Site Museum of Tucume – Chiclayo

This is an attractive museum in itself. It was built using the ancient techniques of the buildings of the Lambayeque Culture. In addition to showing the traces of pre-Colombian cultures, there is an exhibition showing the continuity of Túcume from the pre-Hispanic past to the current peasant culture. In addition, it is possible to actively participate in a ceramics workshop, where they manufacture, reproduce and re-create archaeological pieces and items and of the local culture.

Chiclayo Festivities Calendar

JANUARY IN CHICLAYO

1st New Year’s Child – Reque

Significant religious feast with a large affluence of devoted believers coming from the different areas of the department. The festivity is organized by the parish and by the District Municipality .

JUNE IN CHICLAYO

30th Sacred Heart of Jesus – Port of Eten Salas

Well attended religious event to pay homage to the worshipped image of Jesus. There are fireworks and sporting events.

JULY IN CHICLAYO

Monsefú Typical Cultural Fair

This is a tourist-oriented festival featuring the display of handcrafts by artists of Monsefú, who are experts in weaving macora straw and in making fine cloths. The show includes the local folklore as well as renowned artists. Typical drinks are sold (49 different preparations of chicha).

AUGUST IN CHICLAYO

5th The Cross of Chalpón – Motupe

This is the deepest rooted religious festivity in northern Peru , where homage is paid to the Cross of Motupe, which appeared in 1868. Many people from all over the country and from abroad visit this place, which gives rise to one of the deepest expressions of religious fervor.

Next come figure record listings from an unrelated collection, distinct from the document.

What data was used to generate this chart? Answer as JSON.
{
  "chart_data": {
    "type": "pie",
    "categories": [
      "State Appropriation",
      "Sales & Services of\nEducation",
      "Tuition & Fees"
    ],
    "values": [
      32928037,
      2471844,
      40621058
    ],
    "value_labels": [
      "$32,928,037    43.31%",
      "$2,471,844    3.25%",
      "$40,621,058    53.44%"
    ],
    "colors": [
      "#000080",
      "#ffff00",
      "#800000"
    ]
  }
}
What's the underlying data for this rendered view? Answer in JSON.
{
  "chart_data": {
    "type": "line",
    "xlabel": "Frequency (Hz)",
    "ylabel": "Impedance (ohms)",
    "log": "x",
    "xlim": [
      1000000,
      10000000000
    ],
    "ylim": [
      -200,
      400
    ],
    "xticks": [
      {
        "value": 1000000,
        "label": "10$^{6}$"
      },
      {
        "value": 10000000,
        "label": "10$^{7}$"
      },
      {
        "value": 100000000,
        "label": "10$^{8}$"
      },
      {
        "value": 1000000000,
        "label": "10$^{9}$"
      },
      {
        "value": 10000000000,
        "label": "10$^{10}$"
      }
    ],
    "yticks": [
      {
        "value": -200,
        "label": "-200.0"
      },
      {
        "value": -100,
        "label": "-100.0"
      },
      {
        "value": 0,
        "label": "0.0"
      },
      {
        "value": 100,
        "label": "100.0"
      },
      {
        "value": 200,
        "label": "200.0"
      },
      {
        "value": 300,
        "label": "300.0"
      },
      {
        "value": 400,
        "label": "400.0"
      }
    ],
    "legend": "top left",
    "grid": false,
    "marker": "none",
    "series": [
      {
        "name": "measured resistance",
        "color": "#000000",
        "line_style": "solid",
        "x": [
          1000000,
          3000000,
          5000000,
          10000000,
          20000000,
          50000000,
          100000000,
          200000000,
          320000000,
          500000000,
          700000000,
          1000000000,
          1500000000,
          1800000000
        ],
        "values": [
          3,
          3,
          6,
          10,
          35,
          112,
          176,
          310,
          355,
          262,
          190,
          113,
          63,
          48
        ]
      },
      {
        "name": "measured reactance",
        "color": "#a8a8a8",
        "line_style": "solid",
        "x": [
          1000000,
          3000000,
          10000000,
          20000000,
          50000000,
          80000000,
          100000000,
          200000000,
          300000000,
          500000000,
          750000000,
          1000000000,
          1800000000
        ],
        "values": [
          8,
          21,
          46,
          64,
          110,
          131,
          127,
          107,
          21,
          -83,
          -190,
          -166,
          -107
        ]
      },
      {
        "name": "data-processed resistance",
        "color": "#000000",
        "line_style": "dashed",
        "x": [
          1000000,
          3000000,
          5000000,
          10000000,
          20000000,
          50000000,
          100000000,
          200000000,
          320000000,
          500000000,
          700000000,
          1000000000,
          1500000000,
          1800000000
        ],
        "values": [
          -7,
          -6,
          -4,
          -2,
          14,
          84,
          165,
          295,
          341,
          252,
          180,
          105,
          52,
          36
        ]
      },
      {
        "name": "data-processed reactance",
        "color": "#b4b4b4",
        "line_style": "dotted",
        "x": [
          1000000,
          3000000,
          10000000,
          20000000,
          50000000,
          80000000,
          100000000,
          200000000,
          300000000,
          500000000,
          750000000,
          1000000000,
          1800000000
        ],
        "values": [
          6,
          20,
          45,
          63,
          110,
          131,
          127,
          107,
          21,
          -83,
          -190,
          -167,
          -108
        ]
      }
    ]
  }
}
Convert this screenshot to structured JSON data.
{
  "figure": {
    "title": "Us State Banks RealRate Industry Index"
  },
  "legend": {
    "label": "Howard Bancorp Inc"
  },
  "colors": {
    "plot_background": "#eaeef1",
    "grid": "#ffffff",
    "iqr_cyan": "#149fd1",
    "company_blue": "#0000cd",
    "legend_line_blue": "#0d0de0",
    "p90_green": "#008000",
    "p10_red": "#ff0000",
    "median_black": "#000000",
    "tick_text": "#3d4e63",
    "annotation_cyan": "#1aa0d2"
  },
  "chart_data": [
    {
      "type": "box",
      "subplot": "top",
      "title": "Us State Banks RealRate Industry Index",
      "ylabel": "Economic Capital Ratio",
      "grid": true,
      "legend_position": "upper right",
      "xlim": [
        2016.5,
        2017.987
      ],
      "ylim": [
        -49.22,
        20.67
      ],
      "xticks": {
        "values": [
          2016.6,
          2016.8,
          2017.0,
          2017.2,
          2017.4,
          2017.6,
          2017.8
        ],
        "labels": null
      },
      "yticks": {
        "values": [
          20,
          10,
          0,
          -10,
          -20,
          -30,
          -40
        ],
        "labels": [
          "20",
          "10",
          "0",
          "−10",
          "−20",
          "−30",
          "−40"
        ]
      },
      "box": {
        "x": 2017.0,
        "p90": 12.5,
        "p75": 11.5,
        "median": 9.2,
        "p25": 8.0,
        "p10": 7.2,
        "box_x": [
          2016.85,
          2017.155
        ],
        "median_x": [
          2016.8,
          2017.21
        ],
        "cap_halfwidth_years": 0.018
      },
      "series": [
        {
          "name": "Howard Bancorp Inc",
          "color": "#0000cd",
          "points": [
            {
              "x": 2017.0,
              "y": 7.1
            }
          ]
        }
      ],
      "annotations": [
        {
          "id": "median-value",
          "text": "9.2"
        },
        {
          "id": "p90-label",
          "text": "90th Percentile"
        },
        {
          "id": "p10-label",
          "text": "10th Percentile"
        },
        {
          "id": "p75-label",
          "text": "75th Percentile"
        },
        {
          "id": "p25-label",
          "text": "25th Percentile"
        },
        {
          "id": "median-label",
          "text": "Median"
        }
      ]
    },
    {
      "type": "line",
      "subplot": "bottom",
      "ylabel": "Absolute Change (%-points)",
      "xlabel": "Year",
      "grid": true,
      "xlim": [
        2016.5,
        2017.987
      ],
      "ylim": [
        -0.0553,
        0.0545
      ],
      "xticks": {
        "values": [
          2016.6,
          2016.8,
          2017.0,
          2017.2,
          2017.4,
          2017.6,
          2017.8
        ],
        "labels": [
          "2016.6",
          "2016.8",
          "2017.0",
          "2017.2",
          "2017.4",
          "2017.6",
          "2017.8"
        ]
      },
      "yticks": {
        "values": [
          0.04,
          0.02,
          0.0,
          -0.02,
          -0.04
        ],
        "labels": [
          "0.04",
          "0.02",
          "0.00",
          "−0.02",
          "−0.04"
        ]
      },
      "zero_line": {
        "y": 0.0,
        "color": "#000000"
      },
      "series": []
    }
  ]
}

AUGUST – SEPTEMBER IN CHICLAYO

22 – 29 Tourism Week in Chiclayo

There are civic, cultural, social and recreational activities with the support of public and private institutions.

OCTOBER IN CHICLAYO

25th Our Lord of the Justice – Ferreñafe

This religious image, the Patron of the Town, is worshipped on this date. There are recreational games and marinera festivals (typical dance from the North of Peru), handcrafts are sold as well as typical food.